Wednesday, August 8, 2012

Baked Rice Pudding

One of the sweetest things is when my kids have requests that I make them certain foods.

First of all, they ask me so nicely! And second, it lets me know for sure that they really like that particular food.

Rice pudding is on their top ten favorites list of breakfast foods (yes, they love it for BREAKFAST!). And for the last couple of days, it's what they've been requesting.

It is a great way to get your kids familiar with brown rice, and also helps use up rice leftovers from a previous meal. I have a rice maker and make rice in batches of about 4 cups at a time. Rice (cooked) is easily frozen and then thawed for more use later.

I modified this recipe from Mary McDougall after a few trial runs. I only add 1/2 cup of dried fruit, where she adds 1 whole cup; it just seemed like their were more raisins than rice! In the above picture I used craisins and dates, but only because I didn't have any raisins. Raisins are definitely our favorite dried fruit to add. But get creative and add whatever dried fruit is your fave. And if it's just for the adults in the house, you may want to add a few chopped walnuts for crunch.

Don't forget, or decide to skip, bringing the mixture to boil on the stove-top before baking it. I have done this and it makes the rice less plump, more runny (in the above pic the pudding is quite thick, I added the extra milk after baking), and increases the baking time by 2-3X. It's totally worth bringing it to a boil! I actually just stuck my 13X9 glass baking pan right on top of the stove and brought it to a boil, then transferred it to the oven.

I hope you enjoy it, it's dairy free, gluten free, very low in fat, is a whole grain, and depending on what milk you use, it can be nut or soy free. Here are some of the milks I had in my fridge yesterday.

Part of our GO DAIRY FREE series, and PROJECT VEGAN KIDS.

Modified from Mary McDougall's online Recipe Index

Note from Mary: We have been enjoying rice pudding in assorted variations for many years. We made this one a few nights ago and really enjoyed it. Check out the “hints” for different serving ideas. We would consider this a healthy dessert, the less sugar used, the healthier it is.

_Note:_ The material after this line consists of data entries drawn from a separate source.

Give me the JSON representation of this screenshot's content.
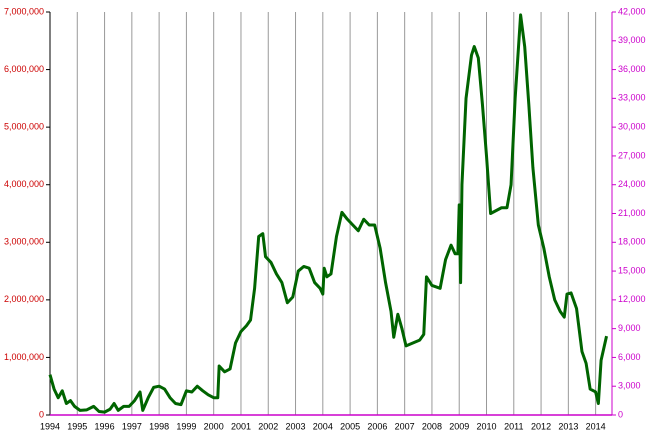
{
  "chart_data": {
    "type": "line",
    "x": [
      1994.0,
      1994.15,
      1994.3,
      1994.45,
      1994.6,
      1994.75,
      1994.9,
      1995.1,
      1995.35,
      1995.6,
      1995.8,
      1996.0,
      1996.2,
      1996.35,
      1996.5,
      1996.7,
      1996.9,
      1997.1,
      1997.3,
      1997.4,
      1997.6,
      1997.8,
      1998.0,
      1998.2,
      1998.4,
      1998.6,
      1998.8,
      1999.0,
      1999.2,
      1999.4,
      1999.6,
      1999.8,
      2000.0,
      2000.15,
      2000.2,
      2000.4,
      2000.6,
      2000.8,
      2001.0,
      2001.2,
      2001.35,
      2001.5,
      2001.65,
      2001.8,
      2001.9,
      2002.1,
      2002.3,
      2002.5,
      2002.7,
      2002.9,
      2003.1,
      2003.3,
      2003.5,
      2003.7,
      2003.9,
      2004.0,
      2004.05,
      2004.15,
      2004.3,
      2004.5,
      2004.7,
      2004.9,
      2005.1,
      2005.3,
      2005.5,
      2005.7,
      2005.9,
      2006.1,
      2006.3,
      2006.5,
      2006.6,
      2006.75,
      2006.9,
      2007.05,
      2007.3,
      2007.55,
      2007.7,
      2007.8,
      2008.0,
      2008.3,
      2008.5,
      2008.7,
      2008.85,
      2008.95,
      2009.0,
      2009.05,
      2009.1,
      2009.25,
      2009.45,
      2009.55,
      2009.7,
      2009.85,
      2010.0,
      2010.15,
      2010.35,
      2010.55,
      2010.75,
      2010.9,
      2011.05,
      2011.25,
      2011.4,
      2011.55,
      2011.7,
      2011.9,
      2012.1,
      2012.3,
      2012.5,
      2012.7,
      2012.85,
      2012.95,
      2013.1,
      2013.3,
      2013.5,
      2013.65,
      2013.8,
      2014.0,
      2014.1,
      2014.2,
      2014.4
    ],
    "values": [
      700000,
      450000,
      300000,
      420000,
      200000,
      250000,
      150000,
      80000,
      90000,
      150000,
      60000,
      50000,
      100000,
      200000,
      80000,
      150000,
      150000,
      250000,
      400000,
      80000,
      300000,
      480000,
      500000,
      450000,
      300000,
      200000,
      180000,
      420000,
      400000,
      500000,
      420000,
      350000,
      300000,
      300000,
      850000,
      750000,
      800000,
      1250000,
      1450000,
      1550000,
      1650000,
      2200000,
      3100000,
      3150000,
      2750000,
      2650000,
      2450000,
      2300000,
      1950000,
      2050000,
      2500000,
      2580000,
      2550000,
      2300000,
      2200000,
      2100000,
      2550000,
      2400000,
      2450000,
      3100000,
      3520000,
      3400000,
      3300000,
      3200000,
      3400000,
      3300000,
      3300000,
      2900000,
      2300000,
      1800000,
      1350000,
      1750000,
      1500000,
      1200000,
      1250000,
      1300000,
      1400000,
      2400000,
      2250000,
      2200000,
      2700000,
      2950000,
      2800000,
      2800000,
      3650000,
      2300000,
      4000000,
      5500000,
      6250000,
      6400000,
      6200000,
      5400000,
      4500000,
      3500000,
      3550000,
      3600000,
      3600000,
      4000000,
      5500000,
      6950000,
      6400000,
      5400000,
      4300000,
      3300000,
      2900000,
      2400000,
      2000000,
      1800000,
      1700000,
      2100000,
      2120000,
      1850000,
      1100000,
      900000,
      450000,
      400000,
      200000,
      950000,
      1370000
    ],
    "color": "#006400",
    "xlim": [
      1994,
      2014.6
    ],
    "xticks": [
      1994,
      1995,
      1996,
      1997,
      1998,
      1999,
      2000,
      2001,
      2002,
      2003,
      2004,
      2005,
      2006,
      2007,
      2008,
      2009,
      2010,
      2011,
      2012,
      2013,
      2014
    ],
    "ylim": [
      0,
      7000000
    ],
    "yticks": [
      0,
      {
        "value": 1000000,
        "label": "1,000,000"
      },
      {
        "value": 2000000,
        "label": "2,000,000"
      },
      {
        "value": 3000000,
        "label": "3,000,000"
      },
      {
        "value": 4000000,
        "label": "4,000,000"
      },
      {
        "value": 5000000,
        "label": "5,000,000"
      },
      {
        "value": 6000000,
        "label": "6,000,000"
      },
      {
        "value": 7000000,
        "label": "7,000,000"
      }
    ],
    "y2lim": [
      0,
      42000
    ],
    "y2ticks": [
      0,
      {
        "value": 3000,
        "label": "3,000"
      },
      {
        "value": 6000,
        "label": "6,000"
      },
      {
        "value": 9000,
        "label": "9,000"
      },
      {
        "value": 12000,
        "label": "12,000"
      },
      {
        "value": 15000,
        "label": "15,000"
      },
      {
        "value": 18000,
        "label": "18,000"
      },
      {
        "value": 21000,
        "label": "21,000"
      },
      {
        "value": 24000,
        "label": "24,000"
      },
      {
        "value": 27000,
        "label": "27,000"
      },
      {
        "value": 30000,
        "label": "30,000"
      },
      {
        "value": 33000,
        "label": "33,000"
      },
      {
        "value": 36000,
        "label": "36,000"
      },
      {
        "value": 39000,
        "label": "39,000"
      },
      {
        "value": 42000,
        "label": "42,000"
      }
    ],
    "y_color": "#cc0000",
    "y2_color": "#cc00cc",
    "grid": "x"
  }
}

Preparation Time: 5 minutes (cooked rice needed)
Cooking Time: 35 minutes
Servings: 4-6

3 cups cooked brown rice
2 cups soy or rice milk
1/2 cup dried fruit
3 teaspoons brown sugar (you may need to add a little more for your kids)
2 teaspoons vanilla
1/2 teaspoon sea salt
1 teaspoon cinnamon

Preheat oven to 350 degrees.

Combine all ingredients in an oven-proof pot. Heat to just boiling. Remove from heat, stir and place uncovered in the oven. Bake for 30 minutes. Remove from oven and let rest for 5-10 minutes before serving.

Hints: Serve in individual bowls with extra soy or rice milk to pour over the pudding and/or brown sugar to sprinkle on top. This may also be baked in individual bowls. Baking time will be reduced by about half. Different kinds of fruit may be used such as raisins, currents, dried cranberries, or chopped apricots or dates. This may also be served cold or at room temperature.